Many of you will have followed the “Being Bettina’s Mum/Dad” series created by Steve ( www.leadershipintheraw.org ) and myself which centres around our daughter, Bettina, who copes with autism, a learning disability and a complex language disorder. Steve has already written many posts about Bettina on how she has coped with the global pandemic – thanks Covid19, as if we didn’t have enough to do! – and the steps we have taken to help Bettina through it and Bettina’s own personal courage in finding sense and order out of constant change. As parents, we can only imagine the mental strain and utter confusion Bettina has felt and hoped that we have been able to relieve some of her anxiety by the steps we have taken.
However, we are now about to go through a completely different phase – the return to a more “business as usual” state – which will need the same amount of careful handling and communication the onset of Covid19 needed.
Our greatest fear was what would happen if Bettina caught Covid? The media advised that drastic measures would be taken in the event of hospitalisation, including the bar on family members attending the hospital and that patients, including the most vulnerable of our community, would have to face being admitted and treated alone. How would we explain that to Bettina? How would she cope when she cannot always effectively communicate for herself? It was a frightening prospect and, to be honest, I give myself a big pat on the back on how we handled the move towards the first lockdown and (hopefully) preventing our nightmare scenario. My personal guess was that this virus was not about to just blow lightly through the world and die of its own accord. I am not a medical or biological genius, I just have a lot of common sense, and it made sense to me to start protecting my family as early as possible and therefore made the unpopular (initially) decision to insist on the wearing of masks, gloves where needed and hand sanitizer by the handful! Fortunately, Bettina’s wonderful carer/p.a (Donna) had already introduced Bettina to a regular practice of using hand sanitizer as part of their routine. It was difficult at first as no-one else was wearing masks, or gloves, which confused Bettina, but we kept to our decision.
However, with the introduction of a vaccine and the determination of a country ready to get back to living as normally as possible once again, the re-introduction of a normal world into Bettina’s new and accustomed routine will take careful step-by-step handling. We also have to be prepared for restrictions to come back in, which nobody wants of course, and this will greatly affect Bettina, so where do we start and how do we go about it? We will work towards our five point plan:
1. During previous periods of respite from restrictions we have changed Bettina’s visual timetable to suit the order of the day. This time we will not be changing the activities list from “closed” to “open” and will leave it as the depressing read it has become!

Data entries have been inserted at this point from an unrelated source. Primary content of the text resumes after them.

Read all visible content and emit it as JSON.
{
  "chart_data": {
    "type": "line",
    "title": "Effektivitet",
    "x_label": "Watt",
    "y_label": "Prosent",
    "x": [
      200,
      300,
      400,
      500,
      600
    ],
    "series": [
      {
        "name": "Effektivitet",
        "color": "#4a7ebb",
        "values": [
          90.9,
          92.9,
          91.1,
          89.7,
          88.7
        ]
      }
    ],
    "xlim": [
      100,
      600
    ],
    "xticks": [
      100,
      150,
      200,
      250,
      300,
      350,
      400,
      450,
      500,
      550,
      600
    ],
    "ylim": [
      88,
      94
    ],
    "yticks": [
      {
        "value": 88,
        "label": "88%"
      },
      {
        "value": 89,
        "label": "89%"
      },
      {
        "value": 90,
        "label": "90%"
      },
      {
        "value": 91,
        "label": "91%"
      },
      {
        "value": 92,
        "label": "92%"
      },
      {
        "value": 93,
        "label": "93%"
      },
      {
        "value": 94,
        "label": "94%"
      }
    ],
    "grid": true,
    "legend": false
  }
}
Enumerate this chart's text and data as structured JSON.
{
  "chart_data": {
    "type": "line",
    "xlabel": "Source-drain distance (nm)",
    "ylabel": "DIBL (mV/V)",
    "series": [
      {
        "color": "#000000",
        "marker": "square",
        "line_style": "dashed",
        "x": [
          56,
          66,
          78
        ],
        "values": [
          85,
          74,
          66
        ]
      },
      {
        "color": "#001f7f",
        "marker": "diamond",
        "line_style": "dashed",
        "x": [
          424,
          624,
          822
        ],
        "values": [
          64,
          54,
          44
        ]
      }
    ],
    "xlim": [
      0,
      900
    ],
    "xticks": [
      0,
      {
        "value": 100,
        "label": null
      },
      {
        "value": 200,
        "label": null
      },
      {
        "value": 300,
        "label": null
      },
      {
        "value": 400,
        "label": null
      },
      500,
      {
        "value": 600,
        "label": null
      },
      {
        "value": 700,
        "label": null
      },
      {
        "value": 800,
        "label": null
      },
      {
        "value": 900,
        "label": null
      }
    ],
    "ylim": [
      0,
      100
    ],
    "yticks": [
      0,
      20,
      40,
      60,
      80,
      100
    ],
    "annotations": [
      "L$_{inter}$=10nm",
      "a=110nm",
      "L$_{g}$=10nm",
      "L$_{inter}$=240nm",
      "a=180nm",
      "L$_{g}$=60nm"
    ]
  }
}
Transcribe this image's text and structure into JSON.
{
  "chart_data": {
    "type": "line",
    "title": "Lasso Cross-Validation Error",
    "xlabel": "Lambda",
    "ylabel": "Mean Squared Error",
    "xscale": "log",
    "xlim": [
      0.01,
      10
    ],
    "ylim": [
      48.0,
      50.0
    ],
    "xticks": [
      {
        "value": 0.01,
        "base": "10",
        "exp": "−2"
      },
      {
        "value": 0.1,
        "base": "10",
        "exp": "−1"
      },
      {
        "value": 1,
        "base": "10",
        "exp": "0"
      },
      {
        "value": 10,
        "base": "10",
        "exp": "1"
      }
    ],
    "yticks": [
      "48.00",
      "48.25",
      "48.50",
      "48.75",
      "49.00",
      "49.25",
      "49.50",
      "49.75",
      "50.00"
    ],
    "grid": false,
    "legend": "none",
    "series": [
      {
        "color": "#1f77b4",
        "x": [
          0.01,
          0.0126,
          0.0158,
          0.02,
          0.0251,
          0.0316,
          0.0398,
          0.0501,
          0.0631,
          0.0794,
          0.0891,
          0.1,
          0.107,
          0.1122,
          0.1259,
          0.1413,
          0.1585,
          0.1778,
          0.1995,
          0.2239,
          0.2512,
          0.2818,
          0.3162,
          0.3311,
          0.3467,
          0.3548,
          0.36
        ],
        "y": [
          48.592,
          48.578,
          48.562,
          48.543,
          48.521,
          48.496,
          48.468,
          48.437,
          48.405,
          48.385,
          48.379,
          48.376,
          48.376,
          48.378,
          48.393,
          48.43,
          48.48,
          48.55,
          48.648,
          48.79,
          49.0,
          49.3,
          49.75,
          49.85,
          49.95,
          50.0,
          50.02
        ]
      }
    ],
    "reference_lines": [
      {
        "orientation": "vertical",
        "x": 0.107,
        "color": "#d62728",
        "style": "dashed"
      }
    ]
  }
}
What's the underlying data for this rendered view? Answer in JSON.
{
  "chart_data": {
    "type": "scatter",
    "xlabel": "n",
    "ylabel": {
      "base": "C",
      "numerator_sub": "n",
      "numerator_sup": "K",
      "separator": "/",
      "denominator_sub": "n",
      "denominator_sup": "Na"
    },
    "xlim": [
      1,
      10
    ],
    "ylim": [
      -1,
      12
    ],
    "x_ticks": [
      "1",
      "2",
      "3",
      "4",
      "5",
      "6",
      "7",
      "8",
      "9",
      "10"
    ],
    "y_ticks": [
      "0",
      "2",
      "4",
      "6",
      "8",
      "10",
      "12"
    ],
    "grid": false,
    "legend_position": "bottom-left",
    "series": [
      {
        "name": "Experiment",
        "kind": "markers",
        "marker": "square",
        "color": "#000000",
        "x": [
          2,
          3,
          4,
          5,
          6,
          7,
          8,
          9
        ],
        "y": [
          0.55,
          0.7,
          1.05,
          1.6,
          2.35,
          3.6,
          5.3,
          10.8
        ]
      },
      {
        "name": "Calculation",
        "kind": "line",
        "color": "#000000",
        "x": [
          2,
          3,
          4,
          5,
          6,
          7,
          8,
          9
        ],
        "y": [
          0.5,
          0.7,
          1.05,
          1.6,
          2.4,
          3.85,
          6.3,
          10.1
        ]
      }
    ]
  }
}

2. We will make a new visual timetable for Bettina with each day having two options. One option will be the current activity which has been available for a few weeks (such as her supported employment days) and an additional activity where it has become available but may be temporary. The options will either have a tick or a question mark above them, which is something Bettina has responded to in the past.
3. We will not be going full speed ahead with all of her activities, even if they are available, for a couple of weeks until we are sure they are definitely available. This will help manage Bettina’s expectations and her emotions. As desperate as we are for Bettina to take possession of her life again, we will keep a restrained attitude to freedom. These activities may include going back to reading books in the library; going swimming; lifeskills centre or to the cinema.
4. Irrespective of any decision by the country to ditch the masks, social distancing or regular hand sanitizing (I personally think and hope that hand sanitizer is here to stay!), we will continue to embrace this trinity for some time yet. To be honest, Bettina has become a star when adhering to these three rules and regularly prompts the rest of her family if we lapse at any time!
5. We will co-operate (as a family) on any vaccination programme or booster initiative to keep our family, friends, and community safe. Despite Bettina’s very vocal objection to having a needle stuck in her arm (twice now, thanks Mum!) and the gnawing ache I feel in my stomach when we take her for her jabs (Bettina probably thinks we view her as the family pet needing to visit the vet for shots!) we will cope with the accusatory stare from Bettina; the worried looks from others waiting for their vaccination and medics feeling guilty for upsetting her for however, or as many times as will be needed.
Additionally, we will keep a closer eye on any changes or enhancement in Bettina’s emotional wellbeing which may indicate a need for extra reassurance(s) on what is happening around her. Suddenly having people in closer proximity to her once again will not be easy for Bettina, nor will the noise levels that will accompany re-found freedoms. Eating out will be difficult at first as Bettina has become used to the companionable silence of reduced background noise – I cannot think why I never thought to have piped music in the background during family meals! – and having lunch in the park without menu choices being discussed, or the hustle and bustle of restaurant employees.
As we go back into the real world and reclaim our freedoms, Bettina will most certainly not be the only one to be anxious or confused, but we will tread lightly and, who knows, maybe our five point plan will help someone you know!